PARITÁ DI GENERE: IL LEGAME TRA LOTTA ALLA VIOLENZA DI GENERE E CRESCITA ECONOMICA

L’Ocse ci dice che colmare il gender gap sul piano occupazionale potrebbe aumentare il Pil di circa il 10% entro due decenni o poco più.” Così ancora il presidente Cnel. L’accesso al mercato del lavoro può favorire l’emancipazione della donna da una condizione di dipendenza. Ma in Italia le donne devono fare i conti ancora con troppi ostacoli, sul versante dell’organizzazione del lavoro, ma anche in termini di retaggi culturali del passato, che fanno sì che il nostro Paese si collochi nelle ultime posizioni in Europa per il tasso d’occupazione femminile, pari al 52%. E il divario si accentua ancora maggiormente a livello territoriale, se pensiamo che nel Mezzogiorno solo un terzo delle donne lavora.



E poi c’è la questione delle retribuzioni. Anche su questo fronte andrebbe garantita la parità di genere. La differenza di genere nelle retribuzioni in Italia è al 6%, supera il 15% nel privato e si amplia con l’età, a dimostrazione della difficoltà delle donne nel fare carriera. È quello che viene definito ‘gender pay gap‘. Brunetta ha anche spiegato che “in area Ocse il 54% delle donne tra i 25 e i 34 anni ha completato l’istruzione terziaria, a fronte del 41% degli uomini. Nonostante ciò, le donne sono sottorappresentate in professioni ad alto reddito. Le ragazze sono meno propense a scegliere discipline Stem, le cui carriere sono spesso economicamente più gratificanti. Sono scelte condizionate soprattutto da fattori culturali, stereotipi e paure radicate che riguardano il modo in cui le ragazze vedono sé stesse nella società .”

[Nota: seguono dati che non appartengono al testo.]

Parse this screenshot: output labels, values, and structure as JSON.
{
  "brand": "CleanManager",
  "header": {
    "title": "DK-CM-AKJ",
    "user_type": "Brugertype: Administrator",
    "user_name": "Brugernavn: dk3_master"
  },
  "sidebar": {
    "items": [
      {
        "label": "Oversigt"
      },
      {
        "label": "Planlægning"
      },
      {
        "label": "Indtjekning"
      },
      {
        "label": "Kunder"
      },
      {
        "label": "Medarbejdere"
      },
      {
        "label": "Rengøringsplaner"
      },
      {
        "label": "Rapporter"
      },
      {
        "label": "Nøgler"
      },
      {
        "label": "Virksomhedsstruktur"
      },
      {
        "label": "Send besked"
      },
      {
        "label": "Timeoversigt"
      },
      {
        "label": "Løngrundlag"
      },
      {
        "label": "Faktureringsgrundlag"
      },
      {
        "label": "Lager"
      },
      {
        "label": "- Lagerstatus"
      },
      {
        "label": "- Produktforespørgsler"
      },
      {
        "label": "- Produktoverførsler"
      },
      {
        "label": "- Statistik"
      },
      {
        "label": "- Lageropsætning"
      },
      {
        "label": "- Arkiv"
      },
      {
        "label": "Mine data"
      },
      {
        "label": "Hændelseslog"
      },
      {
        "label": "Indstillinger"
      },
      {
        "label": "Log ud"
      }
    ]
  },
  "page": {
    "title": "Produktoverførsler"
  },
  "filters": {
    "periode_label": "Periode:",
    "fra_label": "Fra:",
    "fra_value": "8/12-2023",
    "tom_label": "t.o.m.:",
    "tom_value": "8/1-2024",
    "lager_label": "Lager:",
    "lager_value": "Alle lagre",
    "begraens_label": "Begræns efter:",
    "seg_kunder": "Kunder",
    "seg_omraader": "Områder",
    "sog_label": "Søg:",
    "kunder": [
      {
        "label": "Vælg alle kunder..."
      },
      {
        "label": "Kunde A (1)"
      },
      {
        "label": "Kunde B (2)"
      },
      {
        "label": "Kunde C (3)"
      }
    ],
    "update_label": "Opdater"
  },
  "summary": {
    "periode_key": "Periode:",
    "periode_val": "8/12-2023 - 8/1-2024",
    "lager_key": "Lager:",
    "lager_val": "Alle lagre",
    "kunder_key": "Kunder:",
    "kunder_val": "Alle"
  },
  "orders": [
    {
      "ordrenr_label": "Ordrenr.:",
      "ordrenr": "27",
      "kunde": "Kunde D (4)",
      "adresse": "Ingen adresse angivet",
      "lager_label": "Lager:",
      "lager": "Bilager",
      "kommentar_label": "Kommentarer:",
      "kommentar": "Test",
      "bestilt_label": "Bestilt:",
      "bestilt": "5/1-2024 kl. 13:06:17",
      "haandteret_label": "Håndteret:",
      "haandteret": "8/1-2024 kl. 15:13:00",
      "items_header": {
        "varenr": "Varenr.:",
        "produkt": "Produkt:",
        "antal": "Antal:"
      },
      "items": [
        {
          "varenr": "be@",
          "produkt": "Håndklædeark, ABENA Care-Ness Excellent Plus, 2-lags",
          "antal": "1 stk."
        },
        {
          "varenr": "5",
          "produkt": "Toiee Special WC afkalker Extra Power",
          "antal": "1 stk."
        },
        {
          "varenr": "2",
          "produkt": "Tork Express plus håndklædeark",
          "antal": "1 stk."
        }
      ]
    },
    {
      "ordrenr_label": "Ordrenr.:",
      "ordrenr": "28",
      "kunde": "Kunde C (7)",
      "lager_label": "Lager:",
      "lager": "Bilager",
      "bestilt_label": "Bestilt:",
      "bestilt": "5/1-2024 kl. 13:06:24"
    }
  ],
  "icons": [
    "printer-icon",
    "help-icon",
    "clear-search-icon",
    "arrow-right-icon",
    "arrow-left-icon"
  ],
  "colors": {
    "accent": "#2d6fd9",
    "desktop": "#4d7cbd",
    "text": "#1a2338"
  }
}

COME SUPERARE LE DISPARITÀ

Inutile dire come ci sia ancora molto da fare nel nostro Paese per garantire una piena parità di genere. Una risposta in questo senso è stata data dallo stesso presidente del CNEL: “Servono risposte multidimensionali, che investano la dimensione formativa delle ragazze fin dalle primarie, svecchiando i libri di testo e facendo studiare personaggi femminili nella storia, così come l’ambito della conciliazione vita-lavoro. Risposte sul fronte delle carriere e della partecipazione al mercato del lavoro, contrastando le barriere culturali e gli stereotipi di genere. Occorre anche rivedere il disegno del sistema di tassazione e dei trasferimenti alle famiglie per non scoraggiare l’inserimento lavorativo delle donne e promuovere tipologie di organizzazioni del lavoro più flessibili che tengano conto dei carichi familiari sia per uomini che per donne. Secondo il World Economic Forum se non vengono adottate misure significative ci vorranno sul piano globale 131 anni per raggiungere una piena parità di genere”.

Il Cnel, nello specifico, “può porsi come lo snodo centrale nell’attuazione della Direttiva europea sulla trasparenza retributiva, che impone una serie di diritti d’informazione per contrastare le discriminazioni fondate sul genere. La chiave è l’utilizzo mirato della contrattazione collettiva da parte dei corpi intermedi che possono riorientare in termini di maggiore efficienza ed effettività le misure di incentivazione economica previste a sostegno della produttività, dell’occupazione di qualità, dell’investimento in formazione e nuove competenze, del welfare aziendale. Si tratta di ingenti risorse pubbliche che andrebbero indirizzate verso sistemi di contrattazione collettiva rivolti a favorire una maggiore partecipazione femminile al mercato del lavoro e pari opportunità. La parità di genere conviene a tutti, occorre mettere questo obiettivo al centro della contrattazione, a tutti i livelli. I corpi intermedi sono gli attori che possono portare a compimento la più rilevante rivoluzione dell’ultimo secolo, la rivoluzione femminile“.